The abolition of the bonus cap in the UK was virtually the only policy to survive the disastrous Liz Truss/Kwasi Kwarteng mini-budget of 2022; Jeremy Hunt didn’t reverse the reversal, and nor will the Labour government. So UK banks are now deciding how to respond.
Barclays was the first to formally lift the cap this month, giving itself freedom to pay staff up to 10 times their salaries in bonuses. The reality will probably be more complicated and slower moving for the bulk of “material risk-takers”, as the bonus brigade are known, because employment contracts cannot simply be ripped up (some high earners came to prefer a system in which more of their overall pay was guaranteed) and it is messy to run different pay systems for traders doing essentially the same job.
Yet the lines should be clearer for executive directors at the top of the banking tree because they have their own remuneration structures. In their case, the underlying principle ought to be simple: if the size of potential bonuses is to be inflated then regular salaries should be reduced.

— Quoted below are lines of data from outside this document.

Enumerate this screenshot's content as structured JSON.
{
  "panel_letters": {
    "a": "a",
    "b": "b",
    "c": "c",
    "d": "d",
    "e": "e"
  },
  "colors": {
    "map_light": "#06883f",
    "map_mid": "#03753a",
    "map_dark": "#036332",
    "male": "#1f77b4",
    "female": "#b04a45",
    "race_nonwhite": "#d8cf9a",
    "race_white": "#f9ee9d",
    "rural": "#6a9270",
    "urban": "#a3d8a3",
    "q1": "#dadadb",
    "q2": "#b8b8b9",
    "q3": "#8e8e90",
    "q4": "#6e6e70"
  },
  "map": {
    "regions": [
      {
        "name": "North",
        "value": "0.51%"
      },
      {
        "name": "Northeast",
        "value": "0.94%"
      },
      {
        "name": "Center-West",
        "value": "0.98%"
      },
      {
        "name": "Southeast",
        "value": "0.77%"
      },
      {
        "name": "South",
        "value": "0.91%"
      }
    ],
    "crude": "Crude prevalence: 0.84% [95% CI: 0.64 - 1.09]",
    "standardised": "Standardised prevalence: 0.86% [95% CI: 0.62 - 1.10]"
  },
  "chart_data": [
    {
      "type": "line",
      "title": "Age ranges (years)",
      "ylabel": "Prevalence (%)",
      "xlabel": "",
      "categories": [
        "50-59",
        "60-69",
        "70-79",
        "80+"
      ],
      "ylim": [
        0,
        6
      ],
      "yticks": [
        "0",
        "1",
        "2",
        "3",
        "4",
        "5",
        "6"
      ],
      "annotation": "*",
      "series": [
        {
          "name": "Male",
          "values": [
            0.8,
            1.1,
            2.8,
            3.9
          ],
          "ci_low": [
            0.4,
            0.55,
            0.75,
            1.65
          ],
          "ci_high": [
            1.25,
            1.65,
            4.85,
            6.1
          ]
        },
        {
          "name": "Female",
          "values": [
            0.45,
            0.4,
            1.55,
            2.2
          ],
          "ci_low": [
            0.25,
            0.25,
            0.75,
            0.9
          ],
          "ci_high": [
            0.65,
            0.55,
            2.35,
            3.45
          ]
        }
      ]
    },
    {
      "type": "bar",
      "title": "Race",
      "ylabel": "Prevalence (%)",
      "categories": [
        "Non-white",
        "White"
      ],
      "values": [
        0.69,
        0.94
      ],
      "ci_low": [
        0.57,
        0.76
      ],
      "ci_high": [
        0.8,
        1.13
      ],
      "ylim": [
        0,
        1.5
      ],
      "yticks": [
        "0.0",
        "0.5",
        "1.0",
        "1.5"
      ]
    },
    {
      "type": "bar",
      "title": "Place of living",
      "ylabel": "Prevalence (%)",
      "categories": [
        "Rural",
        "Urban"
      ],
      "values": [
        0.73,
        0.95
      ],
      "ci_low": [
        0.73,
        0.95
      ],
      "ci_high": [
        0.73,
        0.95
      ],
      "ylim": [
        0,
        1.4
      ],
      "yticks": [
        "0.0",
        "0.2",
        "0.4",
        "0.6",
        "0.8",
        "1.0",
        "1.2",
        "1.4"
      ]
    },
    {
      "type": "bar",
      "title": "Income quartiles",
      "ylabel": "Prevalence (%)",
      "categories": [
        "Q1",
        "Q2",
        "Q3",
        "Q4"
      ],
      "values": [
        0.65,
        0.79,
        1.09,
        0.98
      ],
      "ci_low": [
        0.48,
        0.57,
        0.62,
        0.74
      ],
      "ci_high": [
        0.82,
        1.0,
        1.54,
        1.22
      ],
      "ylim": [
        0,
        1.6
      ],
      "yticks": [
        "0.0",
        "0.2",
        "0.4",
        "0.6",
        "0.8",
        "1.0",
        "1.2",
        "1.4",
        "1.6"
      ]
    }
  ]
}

In other words, the clock should be turned back on the “role-based allowances” wheeze.
At Barclays last year, the chief executive, CS Venkatakrishnan – or Venkat as he’s known – got fixed pay of £2.85m, which was spectacularly high as a salary for a FTSE 100 boss, and overall pay of £4.64m. It would be outrageous if his bonus-earning potential were now to be ratcheted up without a corresponding cut to his guaranteed rewards.
One can take the view that all these numbers represent silly money (fair comment), but the issue is about the structure of the rewards – the balance between fixed and variable pay, and how much should be guaranteed. Barclays has two years to get this right because its current policy on boardroom pay runs until 2026. It should know that it would be completely unacceptable to hike executives’ potential bonuses while leaving salaries untouched.
Boardroom pay in the UK, under the influence of the US, is exploding again but the position with the banks and the bonus cap is peculiar to them. Bosses cannot be seen to win twice – once when the cap was introduced and then again when it is abolished.